Every neural network you have ever heard of was trained by walking downhill on a loss surface. The downhill direction is the negative gradient. The step length is the learning rate. The shape of the surface decides whether that recipe is gentle or violent.

Below, four canonical 2D surfaces and four canonical optimizers. Click anywhere to drop a marble. Slide the learning rate up until things get violent.

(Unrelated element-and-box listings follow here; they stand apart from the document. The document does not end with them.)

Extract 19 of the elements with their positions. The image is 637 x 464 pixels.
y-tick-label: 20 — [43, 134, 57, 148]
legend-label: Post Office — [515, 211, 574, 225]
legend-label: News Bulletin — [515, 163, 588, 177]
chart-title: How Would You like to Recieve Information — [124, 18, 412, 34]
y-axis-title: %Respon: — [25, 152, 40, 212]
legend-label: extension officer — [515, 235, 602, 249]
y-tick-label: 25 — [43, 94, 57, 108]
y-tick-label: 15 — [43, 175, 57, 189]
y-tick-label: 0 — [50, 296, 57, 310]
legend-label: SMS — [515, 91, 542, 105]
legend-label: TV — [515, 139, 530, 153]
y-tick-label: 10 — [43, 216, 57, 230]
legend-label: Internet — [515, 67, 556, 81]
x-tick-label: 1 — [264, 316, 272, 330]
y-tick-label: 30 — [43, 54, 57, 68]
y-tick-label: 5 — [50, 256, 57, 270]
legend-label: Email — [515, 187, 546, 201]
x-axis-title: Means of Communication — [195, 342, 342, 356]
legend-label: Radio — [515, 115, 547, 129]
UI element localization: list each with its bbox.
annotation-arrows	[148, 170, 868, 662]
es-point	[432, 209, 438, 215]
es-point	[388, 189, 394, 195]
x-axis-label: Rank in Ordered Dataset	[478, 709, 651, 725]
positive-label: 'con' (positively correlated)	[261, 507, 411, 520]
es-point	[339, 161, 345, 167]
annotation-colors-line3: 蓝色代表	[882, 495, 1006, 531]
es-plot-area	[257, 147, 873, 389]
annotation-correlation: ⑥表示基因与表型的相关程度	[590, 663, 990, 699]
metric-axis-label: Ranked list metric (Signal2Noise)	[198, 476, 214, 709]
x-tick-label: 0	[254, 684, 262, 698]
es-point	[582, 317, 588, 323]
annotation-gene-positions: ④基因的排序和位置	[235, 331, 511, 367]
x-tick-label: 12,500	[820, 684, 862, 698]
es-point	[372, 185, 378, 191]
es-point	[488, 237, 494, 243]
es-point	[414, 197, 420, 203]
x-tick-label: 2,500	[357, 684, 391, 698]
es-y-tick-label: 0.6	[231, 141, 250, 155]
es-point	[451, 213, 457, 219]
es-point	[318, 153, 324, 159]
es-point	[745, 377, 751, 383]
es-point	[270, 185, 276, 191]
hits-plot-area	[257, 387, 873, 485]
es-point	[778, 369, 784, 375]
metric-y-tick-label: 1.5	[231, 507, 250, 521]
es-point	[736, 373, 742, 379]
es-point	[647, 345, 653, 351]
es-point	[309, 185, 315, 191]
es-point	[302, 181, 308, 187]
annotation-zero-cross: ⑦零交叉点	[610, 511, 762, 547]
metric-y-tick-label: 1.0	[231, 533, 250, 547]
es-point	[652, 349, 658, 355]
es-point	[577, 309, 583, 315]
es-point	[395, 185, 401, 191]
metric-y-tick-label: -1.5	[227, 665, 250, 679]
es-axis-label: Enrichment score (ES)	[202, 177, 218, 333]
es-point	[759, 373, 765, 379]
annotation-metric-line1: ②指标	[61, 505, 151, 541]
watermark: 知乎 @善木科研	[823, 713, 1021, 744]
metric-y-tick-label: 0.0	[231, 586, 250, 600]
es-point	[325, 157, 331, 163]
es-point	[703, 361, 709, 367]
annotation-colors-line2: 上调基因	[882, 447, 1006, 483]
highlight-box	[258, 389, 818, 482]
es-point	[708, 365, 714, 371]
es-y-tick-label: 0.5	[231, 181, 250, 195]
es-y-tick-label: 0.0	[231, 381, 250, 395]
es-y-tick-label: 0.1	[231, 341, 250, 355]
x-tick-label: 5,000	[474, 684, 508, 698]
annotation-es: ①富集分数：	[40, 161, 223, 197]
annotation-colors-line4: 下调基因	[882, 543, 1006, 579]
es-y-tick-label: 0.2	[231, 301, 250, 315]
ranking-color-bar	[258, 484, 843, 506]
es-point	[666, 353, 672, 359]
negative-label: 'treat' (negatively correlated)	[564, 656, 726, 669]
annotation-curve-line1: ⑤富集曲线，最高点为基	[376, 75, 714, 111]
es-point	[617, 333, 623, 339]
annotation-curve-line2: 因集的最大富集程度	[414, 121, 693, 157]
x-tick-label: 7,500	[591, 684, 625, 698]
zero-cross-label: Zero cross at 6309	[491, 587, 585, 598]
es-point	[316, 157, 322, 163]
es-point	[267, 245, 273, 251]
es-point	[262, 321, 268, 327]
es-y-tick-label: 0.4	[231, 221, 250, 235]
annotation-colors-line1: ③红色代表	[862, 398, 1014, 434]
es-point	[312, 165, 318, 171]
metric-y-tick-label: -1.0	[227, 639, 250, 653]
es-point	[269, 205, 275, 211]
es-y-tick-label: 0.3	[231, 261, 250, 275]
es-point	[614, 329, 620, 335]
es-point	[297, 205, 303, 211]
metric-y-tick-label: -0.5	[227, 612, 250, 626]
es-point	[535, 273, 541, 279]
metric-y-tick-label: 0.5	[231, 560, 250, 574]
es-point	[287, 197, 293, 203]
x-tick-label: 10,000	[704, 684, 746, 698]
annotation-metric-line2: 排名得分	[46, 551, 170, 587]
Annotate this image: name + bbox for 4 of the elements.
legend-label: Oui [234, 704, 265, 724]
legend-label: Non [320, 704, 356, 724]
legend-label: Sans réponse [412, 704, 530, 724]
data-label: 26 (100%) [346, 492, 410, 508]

A bowl, a marble, a learning rate.

Click anywhere on the surface to drop a starting point. The marble takes one gradient step at a time toward the lowest place it can see. Push the learning rate too high and it overshoots; push it too low and the run takes forever.

Loss surfacestep 0/200

A long thin valley. Plain SGD ricochets between the walls; momentum and adaptive methods slide along the floor.

Three things to look for as you play. The ravineis the canonical exhibit: along the long axis the gradient is tiny, so SGD inches forward; across the short axis it’s huge, so SGD bounces between the walls. Momentum and Adam both fix this, but for different reasons.

On the saddle, watch what happens when you start exactly on the y-axis. The x-gradient is zero, so SGD just sits there forever. In a real high-dimensional loss surface, saddles are everywhere, and noisy gradients are usually what nudges you off them.

The Rosenbrock banana is famous because the optimal path follows a curving floor with steep walls. First-order methods all struggle with it. Second-order methods (which this explorable doesn’t cover) are why people occasionally still bring out L-BFGS.

Real loss landscapes live in millions of dimensions, not two. What survives the dimensional jump is the intuition: small steps in the steepest direction, occasionally with memory, occasionally with per-dimension scaling.